Stand-alone NoSQL technologies do not meet ACID standards because they sacrifice critical data protections in favor of high throughput performance for unstructured applications. It’s not hard to apply ACID on NoSQL databases but it would make database slow and inflexible up to some extent. “Most of the NoSQL limitations were optimized in the newer versions and releases which have overcome its previous limitations up to a great extent”.
It's all about trade offs. MongoDB is fast but not ACID, it has no transactions. It is better than MySQL in some use cases and worse in others.
Bellow Lines Written in MongoDB: The Definitive Guide.
There are several good reasons:
Keeping different kinds of documents in the same collection can be a
nightmare for developers and admins. Developers need to make sure
that each query is only returning documents of a certain kind or
that the application code performing a query can handle documents of
different shapes. If we’re querying for blog posts, it’s a hassle to
weed out documents containing author data.
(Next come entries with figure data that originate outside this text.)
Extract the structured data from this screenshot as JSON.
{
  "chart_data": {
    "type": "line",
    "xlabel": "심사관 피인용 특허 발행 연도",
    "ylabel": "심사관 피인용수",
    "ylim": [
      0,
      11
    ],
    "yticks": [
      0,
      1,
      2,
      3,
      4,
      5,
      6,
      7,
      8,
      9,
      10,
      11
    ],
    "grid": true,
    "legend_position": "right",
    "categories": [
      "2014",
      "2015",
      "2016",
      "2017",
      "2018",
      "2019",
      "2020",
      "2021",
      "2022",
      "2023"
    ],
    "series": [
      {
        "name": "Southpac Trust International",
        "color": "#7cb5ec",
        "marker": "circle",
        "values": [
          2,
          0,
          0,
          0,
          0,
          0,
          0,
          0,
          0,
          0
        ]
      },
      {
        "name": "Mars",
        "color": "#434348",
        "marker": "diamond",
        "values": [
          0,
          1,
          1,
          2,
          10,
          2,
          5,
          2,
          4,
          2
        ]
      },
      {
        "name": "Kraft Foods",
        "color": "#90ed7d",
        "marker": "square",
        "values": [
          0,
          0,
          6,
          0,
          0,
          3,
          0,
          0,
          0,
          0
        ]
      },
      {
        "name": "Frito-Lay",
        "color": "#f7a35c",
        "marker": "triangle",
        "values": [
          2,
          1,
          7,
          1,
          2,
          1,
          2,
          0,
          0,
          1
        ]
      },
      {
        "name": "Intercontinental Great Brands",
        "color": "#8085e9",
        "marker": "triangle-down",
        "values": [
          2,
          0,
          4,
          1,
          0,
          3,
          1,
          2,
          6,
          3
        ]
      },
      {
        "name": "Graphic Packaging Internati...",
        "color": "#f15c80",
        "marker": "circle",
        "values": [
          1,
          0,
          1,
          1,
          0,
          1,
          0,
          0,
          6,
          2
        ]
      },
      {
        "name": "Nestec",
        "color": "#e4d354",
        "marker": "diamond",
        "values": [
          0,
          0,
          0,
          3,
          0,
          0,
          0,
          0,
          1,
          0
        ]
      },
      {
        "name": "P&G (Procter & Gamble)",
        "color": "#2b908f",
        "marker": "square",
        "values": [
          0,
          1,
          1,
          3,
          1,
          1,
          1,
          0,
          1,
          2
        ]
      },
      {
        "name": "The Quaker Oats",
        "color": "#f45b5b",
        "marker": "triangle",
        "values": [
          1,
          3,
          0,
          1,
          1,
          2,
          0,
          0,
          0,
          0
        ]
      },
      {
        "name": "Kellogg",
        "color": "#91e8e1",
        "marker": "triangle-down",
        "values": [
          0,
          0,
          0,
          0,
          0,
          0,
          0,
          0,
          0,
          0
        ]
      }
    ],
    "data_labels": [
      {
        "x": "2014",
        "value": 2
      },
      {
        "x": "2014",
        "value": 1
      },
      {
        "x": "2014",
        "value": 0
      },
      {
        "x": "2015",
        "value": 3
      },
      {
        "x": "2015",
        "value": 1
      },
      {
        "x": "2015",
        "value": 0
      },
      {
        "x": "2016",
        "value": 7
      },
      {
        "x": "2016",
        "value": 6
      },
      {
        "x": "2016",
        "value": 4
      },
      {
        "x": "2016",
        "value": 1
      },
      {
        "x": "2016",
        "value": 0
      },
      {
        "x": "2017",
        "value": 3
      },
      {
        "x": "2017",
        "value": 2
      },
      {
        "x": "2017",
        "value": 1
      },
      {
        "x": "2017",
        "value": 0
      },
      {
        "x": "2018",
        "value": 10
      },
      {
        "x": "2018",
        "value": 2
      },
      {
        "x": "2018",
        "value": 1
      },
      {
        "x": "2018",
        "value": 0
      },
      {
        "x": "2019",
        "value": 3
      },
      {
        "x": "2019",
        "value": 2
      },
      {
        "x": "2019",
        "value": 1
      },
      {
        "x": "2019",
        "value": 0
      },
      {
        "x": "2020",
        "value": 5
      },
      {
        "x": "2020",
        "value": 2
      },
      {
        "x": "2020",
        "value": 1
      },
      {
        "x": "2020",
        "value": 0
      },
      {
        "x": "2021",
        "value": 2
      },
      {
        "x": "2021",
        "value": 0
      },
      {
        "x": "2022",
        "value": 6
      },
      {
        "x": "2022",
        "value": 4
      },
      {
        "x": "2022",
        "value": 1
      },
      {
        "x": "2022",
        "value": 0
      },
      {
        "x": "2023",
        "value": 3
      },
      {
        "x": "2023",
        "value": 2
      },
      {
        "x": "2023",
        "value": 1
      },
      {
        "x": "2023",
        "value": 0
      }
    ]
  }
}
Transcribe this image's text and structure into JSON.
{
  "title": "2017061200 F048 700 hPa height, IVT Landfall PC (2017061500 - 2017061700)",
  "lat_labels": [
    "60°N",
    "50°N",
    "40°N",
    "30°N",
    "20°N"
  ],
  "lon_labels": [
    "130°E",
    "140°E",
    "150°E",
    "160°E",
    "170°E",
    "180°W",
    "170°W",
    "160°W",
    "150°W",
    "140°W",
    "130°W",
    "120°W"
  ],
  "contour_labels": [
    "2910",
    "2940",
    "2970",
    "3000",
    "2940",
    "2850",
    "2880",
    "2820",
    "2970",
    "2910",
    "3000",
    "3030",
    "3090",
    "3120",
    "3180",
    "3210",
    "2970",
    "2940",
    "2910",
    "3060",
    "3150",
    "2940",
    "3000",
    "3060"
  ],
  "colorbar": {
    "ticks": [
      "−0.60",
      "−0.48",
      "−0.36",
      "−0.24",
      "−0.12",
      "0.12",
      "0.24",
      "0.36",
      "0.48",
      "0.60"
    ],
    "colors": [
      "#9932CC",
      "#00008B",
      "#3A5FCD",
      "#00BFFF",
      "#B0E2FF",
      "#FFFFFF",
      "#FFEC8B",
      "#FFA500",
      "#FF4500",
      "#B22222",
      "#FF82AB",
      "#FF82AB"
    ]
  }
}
It is much faster to get a list of collections than to extract a
list of the types in a collection. For example, if we had a type key
in the collection that said whether each document was a “skim,”
“whole,” or “chunky monkey” document, it would be much slower to
find those three values in a single collection than to have three
separate collections and query for their names
Grouping documents of the same kind together in the same collection
allows for data locality. Getting several blog posts from a
collection containing only posts will likely require fewer disk
seeks than getting the same posts from a collection con- taining
posts and author data.
We begin to impose some structure on our documents when we create
indexes. (This is especially true in the case of unique indexes.)
These indexes are defined per collection. By putting only documents
of a single type into the same collection, we can index our
collections more efficiently
After a question of databases with textual storage), I glanced at MongoDB and similar systems.
If I understood correctly, they are supposed to be easier to use and setup, and much faster. Perhaps also more secure as the lack of SQL prevents SQL injection...
Apparently, MongoDB is used mostly for Web applications.
Basically, and they state that themselves, these databases aren't suited for complex queries, data-mining, etc. But they shine at retrieving quickly lot of flat data.
MongoDB supports search by fields, regular expression searches.Includes user defined java script functions.
MongoDB can be used as a file system, taking advantage of load balancing and data replication features over multiple machines for storing files.